CD: Did you find you had to be more inventive in the telling of her story?

RC: Yes, and that was a big challenge. When you are thinking about real people’s lives and real history, you want to stick to the facts, but you have to be careful. It’s how you weigh up what you imagine, but you realise there is a part of you in it too. Once I had accepted that was the way it was, and that I would write in the first person, as well as the second and third person, it freed up the process, but was still a very slow process. When you do research, you get so stuffed full of information, you want to spew it out! You have to edit a lot; otherwise you’ll kill the interest with too much information.

Also, you’re researching families, and you realise all families are human, and have pretty nasty things as well as good things. You have to wonder how to handle that, and I went through a period of getting on a soapbox about it all. Then I thought, no, I’m not a judge here; I want to look at it more as a social anthropologist.

CD: Part of the intention of the book is to highlight the stories of Mary Ann and Dorothy over their more well-known brothers’ stories. You mentioned the Wordsworth Trust, have you had contact with any other historical societies to make them aware of the book?

RC: I’m just beginning to make inroads there. I’m been in touch with the Belfast Charitable Society, so I am hoping they will take the book! I see they are going to do a lecture on the anniversary of Mary Ann’s death, but I think they are wary of anything that isn’t purely historical. In a way, where I am coming from is quite new for Mary Ann, because she hasn’t really been represented very much as a literary figure. Stewart Parker included her in Northern Star, his famous play, but otherwise, there isn’t much. I did read with Jane Cassidy and Maurice Leyden, who have a great set of weaver songs around Mary Ann and that period. Plus I sent the book to Pamela Woof, who is really an academic; she said she enjoyed it and hoped it would bring more readers to Dorothy. So I was very pleased about that.

CD: Moving on to The Female Line which you edited, released in 1985: am I right in saying it was the first anthology of Irish women’s writing released since the 1920s?

RC: More or less. I think it was the first Northern anthology of women’s writing, but not the first of Irish women’s writing.

CD: And what was your mindset at the time in what you wanted to achieve with the anthology? There are a lot of writers included that were published for the very first time, along with more established names.
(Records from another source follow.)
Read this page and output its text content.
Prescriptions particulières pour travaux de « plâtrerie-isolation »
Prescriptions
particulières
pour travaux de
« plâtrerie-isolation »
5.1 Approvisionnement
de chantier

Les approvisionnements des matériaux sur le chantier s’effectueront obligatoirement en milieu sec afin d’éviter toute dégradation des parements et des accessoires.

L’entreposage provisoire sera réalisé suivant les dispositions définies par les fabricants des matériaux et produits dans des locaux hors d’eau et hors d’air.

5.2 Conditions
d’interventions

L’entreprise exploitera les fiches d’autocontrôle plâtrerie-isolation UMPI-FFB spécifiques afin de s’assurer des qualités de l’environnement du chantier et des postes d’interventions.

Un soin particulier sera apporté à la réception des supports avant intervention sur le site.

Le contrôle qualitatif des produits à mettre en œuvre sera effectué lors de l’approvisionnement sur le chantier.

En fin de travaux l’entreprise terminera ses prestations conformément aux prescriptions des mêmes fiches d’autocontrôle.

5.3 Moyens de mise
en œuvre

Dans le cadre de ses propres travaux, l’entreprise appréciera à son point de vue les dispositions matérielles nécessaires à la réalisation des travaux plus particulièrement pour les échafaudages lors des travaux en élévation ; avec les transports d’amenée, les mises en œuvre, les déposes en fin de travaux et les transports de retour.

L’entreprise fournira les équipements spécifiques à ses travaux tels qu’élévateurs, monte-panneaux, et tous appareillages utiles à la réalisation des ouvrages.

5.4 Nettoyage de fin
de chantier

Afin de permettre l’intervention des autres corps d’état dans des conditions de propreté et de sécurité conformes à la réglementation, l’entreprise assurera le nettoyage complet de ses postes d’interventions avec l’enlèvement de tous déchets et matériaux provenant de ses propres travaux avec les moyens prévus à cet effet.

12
RC: It came about because the Northern Ireland Women’s Rights Movement was going to be ten years old. Avila Kilmurrayhad proposed we produce a little pamphlet of poems from Eavan Boland and Medbh McGuckian. They were probably the known poets of North and South, and I think there was some intention to link the North and South, which was lovely. I worked in the Belfast women’s centre at the time, and there was a tremendous lack of women being published in the North. I had looked in anthologies, and was aware of that when I was studying English at Queen’s, how few women were on the syllabus. Looking at the ratio of women to men, it was really poor. In most cases it was 1 in 12; the best was really 1 in 8. This was pretty shocking, so I suggested if we could get funding, an anthology of women’s writing. We thought to make it as wide as possible, so I put ads in all the papers over the North, and got on radio programmes, went around writing groups and so on. There was no Internet of course, so I was writing to the likes of Jennifer Johnston, Anne Delvin and Frances Molloy. No Mate for the Magpie had just been published, so I wrote to Frances’s publisher, and she said she would be more than happy to send a story. I got funding from the Equal Opportunities Commission, and some trade unions, and the idea was that it would be all-inclusive:so it would be first-time writers alongside recognised, established authors. We had a launch at the old Arts Council building on the Dublin Road, and it sold out within a month.

It was great then to go and do readings in places like Strabane, Derry, Dublin and all over the place, with people who maybe has never had that experience before. And some of them did go on to complete novels and so on, and this helped them, it was just a great opportunity. The most exciting thing was that the Guardian newspaper put a little piece in, and at that time it was really exciting. It was a great shot in the arm, because we realised we can do these things.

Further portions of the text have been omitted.